As Rick Santorum spoke to the Conservative Political Action Conference Friday in Maryland, members of the audience were streaming out the door.
It was bad luck that Santorum had been picked to follow Sen. Rand Paul of Kentucky, who is each year the biggest draw at CPAC — and attracts supporters on the opposite end of the Republican spectrum from Santorum’s troops.
But even after the audience exodus had ended, Santorum’s speech remained off-key.
“The Kenyan government is actually developing proof that Barack Obama was actually born in America,” Santorum said in a memorable moment, to anemic chuckles.
In many ways, watching Santorum can feel like a throwback to 2012, when a birther joke might have made sense, and when Santorum was for much of the race viewed as an also-ran — until he emerged as the socially conservative alternative to Mitt Romney starting with an unlikely and narrow victory in the Iowa caucuses.
Now, instead of starting this presidential campaign as the heir apparent to the nomination, as a former second-place finisher might, Santorum is again an underdog: Polling in the low single digits nationally, as he was at this stage in the 2012 cycle, networking at full speed, and scraping for any real estate in the crowded Republican primary field ahead of 2016.
In the early evening Friday, Santorum looked exhausted as he snacked on Keebler cheese and peanut butter sandwich crackers in his family’s suite overlooking the gray Potomac River. Before he sat down to speak with the Washington Examiner, he had already given his speech to CPAC, held a town hall with conference attendees, taken questions from the press, and participated in a number of other one-on-one interviews. Afterward, Santorum would attend the Reagan Dinner featuring keynote speaker Gov. Mike Pence.
It’s no wonder he’s tired: Santorum hasn’t stopped running for president since 2012. He conceded to Romney in April 2012; in June of that year, Santorum announced he was starting a group called Patriot Voices. Santorum’s team says the committee has brought in $10 million in the past two years alone and currently has 21 people on staff.
“I was just asked on Bloomberg, when are you going to start to staff up?” Santorum said. “Unlike these other folks, we’ve actually had an organization.”

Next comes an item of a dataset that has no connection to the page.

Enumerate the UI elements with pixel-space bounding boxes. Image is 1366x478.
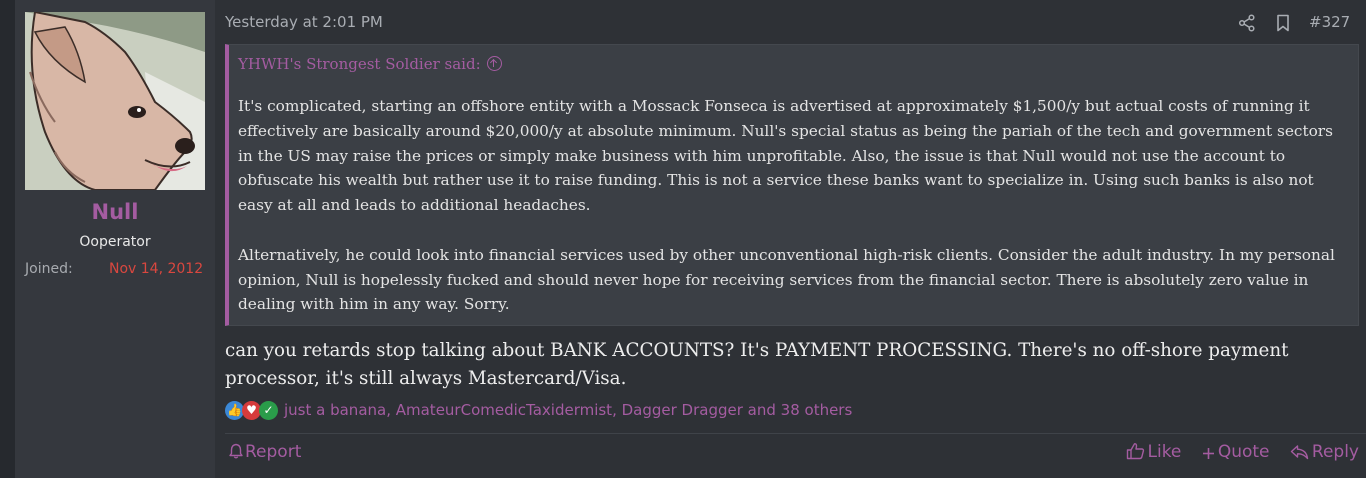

But if Santorum has grown his political organization substantially since his last race, his path to victory is less clear as he faces a primary field likely to be composed of successful governors and high-profile senators, many of them fresh faces. He has also lost some key staffers from 2012 to other campaigns, including Chuck Laudner, who ran his Iowa operation, and Hogan Gidley, his former communications director.
Asked what niche he mightpropel his candidacy in the 2016 field, Santorum said he intends to build off of his successes in 2012 among dogerblue-collar voters.
That demographic was indeed a key ingredient to Santorum’s surprisingly strong performance in Iowa in 2012. After the election, Santorum said, Romney’s campaign told him he had consistently thrown off their polling, because the vast majority of his supporters turned out to the polls after 5 p.m.
“Who votes after work? Not business owners, not folks who have a flexible schedule, but folks who work in salaried jobs,” Santorum said. “Those are the folks who vote overwhelmingly later in the evening. Those were my voters.”
“So, I think that’s where we start,” Santorum added. “When I look at this race and look and see where everybody else is and look at what else is going on, I realize we’ll probably be the only person in the race for a minimum wage increase. We’ll probably be the only person in this race that’s for scaling back legal immigration.”
Santorum also hopes to carve out a space on foreign policy and national security, issues that many Republicans anticipate will be at the forefront during this presidential election. In the Senate, Santorum served on the armed services and foreign relations committees, credentials he often cites.
But Santorum’s path is even more clear-cut than that — he hopes.
“I fit in to the winner column,” Santorum grinned. “Should I run, that’s the niche I hope to occupy.”